Ethics Code To Protect Foreign Nurses In Usa

Published

Code Aims to Aid Nurses

Group Says Foreign Hires Need Protection

By Lori Aratani

Washington Post Staff Writer

Tuesday, September 16, 2008; Page HE01

A coalition of health-care groups this month unveiled a code of ethics it hopes will protect nurses from other countries from abusive employment practices when they take jobs in the United States.

"It's our feeling that if we're going to recruit foreign-educated nurses, we need to do so responsibly and ethically," said Cheryl Peterson, director of the department of nursing practice and policy for the American Nurses Association, one of the groups that helped write the guidelines. She called the code a first step.

Since the late 1990s, the United States has struggled to recruit enough nurses to serve its rapidly aging population. The Department of Health and Human Services calculates that by 2020 the country will need about 2.9 million nurses, and will only have about 1.8 million -- a 36 percent shortfall. The shortage has prompted many hospitals, nursing homes and other medical facilities to look overseas for qualified candidates. A 2004 survey found that about 4 percent of all registered nurses in the United States had been educated abroad.

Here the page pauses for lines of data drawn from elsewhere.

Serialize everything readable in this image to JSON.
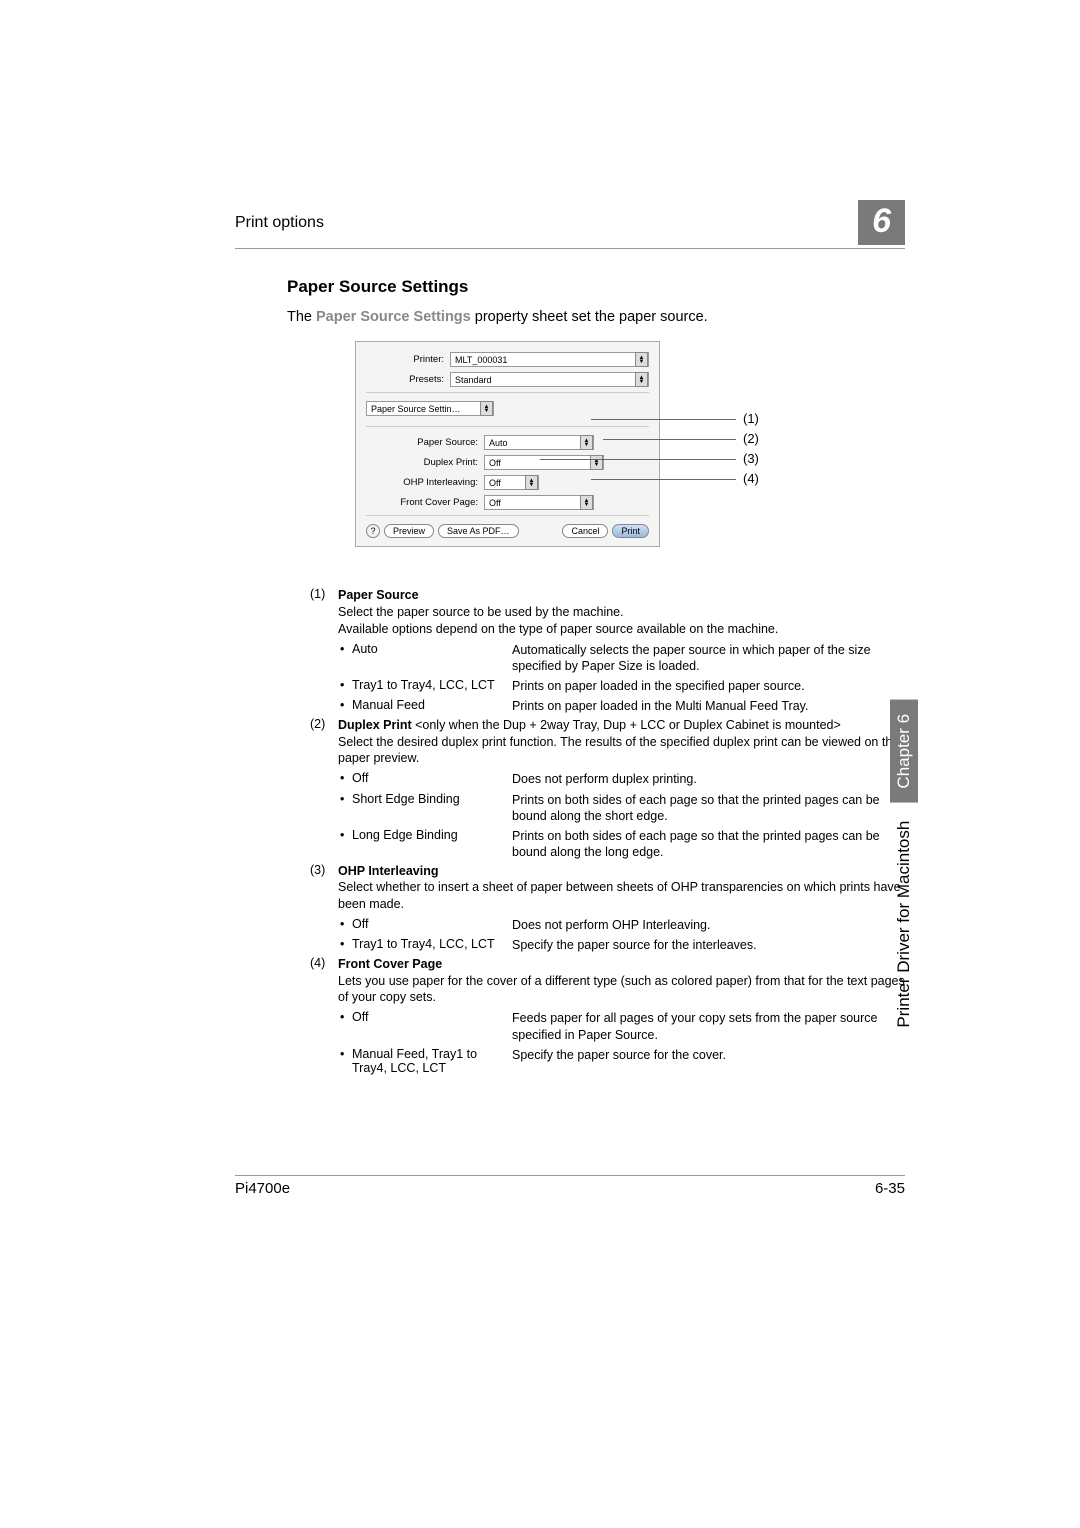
{
  "header": {
    "left": "Print options",
    "chapter_badge": "6"
  },
  "section_title": "Paper Source Settings",
  "intro": {
    "prefix": "The ",
    "bold": "Paper Source Settings",
    "suffix": " property sheet set the paper source."
  },
  "dialog": {
    "printer_label": "Printer:",
    "printer_value": "MLT_000031",
    "presets_label": "Presets:",
    "presets_value": "Standard",
    "tab_value": "Paper Source Settin…",
    "paper_source_label": "Paper Source:",
    "paper_source_value": "Auto",
    "duplex_label": "Duplex Print:",
    "duplex_value": "Off",
    "ohp_label": "OHP Interleaving:",
    "ohp_value": "Off",
    "front_cover_label": "Front Cover Page:",
    "front_cover_value": "Off",
    "help": "?",
    "preview": "Preview",
    "save_pdf": "Save As PDF…",
    "cancel": "Cancel",
    "print": "Print"
  },
  "callouts": {
    "c1": "(1)",
    "c2": "(2)",
    "c3": "(3)",
    "c4": "(4)"
  },
  "defs": [
    {
      "num": "(1)",
      "title": "Paper Source",
      "paras": [
        "Select the paper source to be used by the machine.",
        "Available options depend on the type of paper source available on the machine."
      ],
      "bullets": [
        {
          "term": "Auto",
          "desc": "Automatically selects the paper source in which paper of the size specified by Paper Size is loaded."
        },
        {
          "term": "Tray1 to Tray4, LCC, LCT",
          "desc": "Prints on paper loaded in the specified paper source."
        },
        {
          "term": "Manual Feed",
          "desc": "Prints on paper loaded in the Multi Manual Feed Tray."
        }
      ]
    },
    {
      "num": "(2)",
      "title": "Duplex Print",
      "title_suffix": " <only when the Dup + 2way Tray, Dup + LCC or Duplex Cabinet is mounted>",
      "paras": [
        "Select the desired duplex print function. The results of the specified duplex print can be viewed on the paper preview."
      ],
      "bullets": [
        {
          "term": "Off",
          "desc": "Does not perform duplex printing."
        },
        {
          "term": "Short Edge Binding",
          "desc": "Prints on both sides of each page so that the printed pages can be bound along the short edge."
        },
        {
          "term": "Long Edge Binding",
          "desc": "Prints on both sides of each page so that the printed pages can be bound along the long edge."
        }
      ]
    },
    {
      "num": "(3)",
      "title": "OHP Interleaving",
      "paras": [
        "Select whether to insert a sheet of paper between sheets of OHP transparencies on which prints have been made."
      ],
      "bullets": [
        {
          "term": "Off",
          "desc": "Does not perform OHP Interleaving."
        },
        {
          "term": "Tray1 to Tray4, LCC, LCT",
          "desc": "Specify the paper source for the interleaves."
        }
      ]
    },
    {
      "num": "(4)",
      "title": "Front Cover Page",
      "paras": [
        "Lets you use paper for the cover of a different type (such as colored paper) from that for the text pages of your copy sets."
      ],
      "bullets": [
        {
          "term": "Off",
          "desc": "Feeds paper for all pages of your copy sets from the paper source specified in Paper Source."
        },
        {
          "term": "Manual Feed, Tray1 to Tray4, LCC, LCT",
          "desc": "Specify the paper source for the cover."
        }
      ]
    }
  ],
  "side": {
    "lower": "Printer Driver for Macintosh",
    "chapter": "Chapter 6"
  },
  "footer": {
    "left": "Pi4700e",
    "right": "6-35"
  }
}
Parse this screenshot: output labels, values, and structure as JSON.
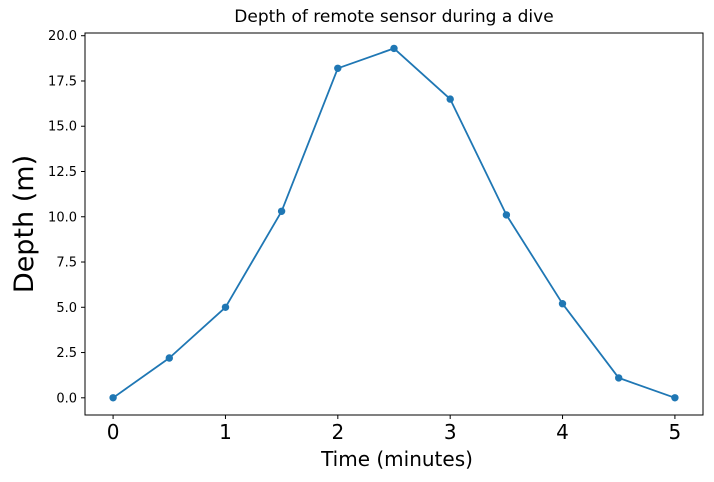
{
  "chart_data": {
    "type": "line",
    "title": "Depth of remote sensor during a dive",
    "xlabel": "Time (minutes)",
    "ylabel": "Depth (m)",
    "x": [
      0,
      0.5,
      1,
      1.5,
      2,
      2.5,
      3,
      3.5,
      4,
      4.5,
      5
    ],
    "y": [
      0.0,
      2.2,
      5.0,
      10.3,
      18.2,
      19.3,
      16.5,
      10.1,
      5.2,
      1.1,
      0.0
    ],
    "xlim": [
      -0.25,
      5.25
    ],
    "ylim": [
      -0.95,
      20.15
    ],
    "xticks": [
      0,
      1,
      2,
      3,
      4,
      5
    ],
    "xtick_labels": [
      "0",
      "1",
      "2",
      "3",
      "4",
      "5"
    ],
    "yticks": [
      0.0,
      2.5,
      5.0,
      7.5,
      10.0,
      12.5,
      15.0,
      17.5,
      20.0
    ],
    "ytick_labels": [
      "0.0",
      "2.5",
      "5.0",
      "7.5",
      "10.0",
      "12.5",
      "15.0",
      "17.5",
      "20.0"
    ],
    "line_color": "#1f77b4",
    "marker": "circle",
    "marker_color": "#1f77b4",
    "axis_color": "#000000",
    "background_color": "#ffffff",
    "grid": false,
    "legend": "none"
  }
}
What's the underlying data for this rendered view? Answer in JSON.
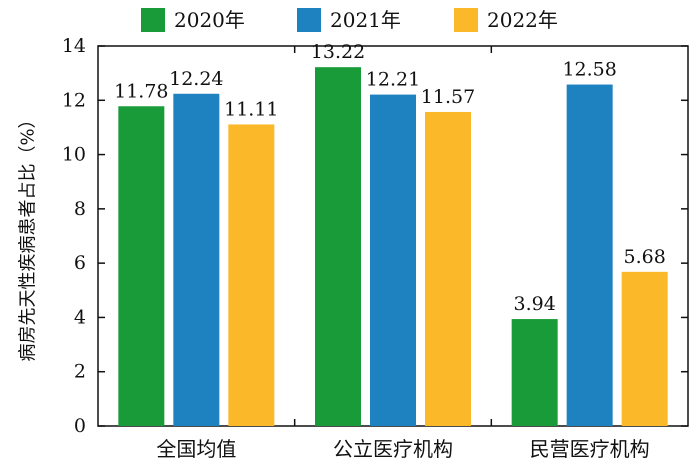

But not all who arrive in this country find what they expect. The coalition that prepared the ethics guidelines says that some are given jobs beneath their skill level -- jobs that American nurses are reluctant to do -- or are not placed in the hospitals or medical facilities they were promised. Others may not be paid fairly compared with their American counterparts.

"We've heard anecdotal stories of nurses who are abused -- there are pay issues, working-condition issues," Peterson said.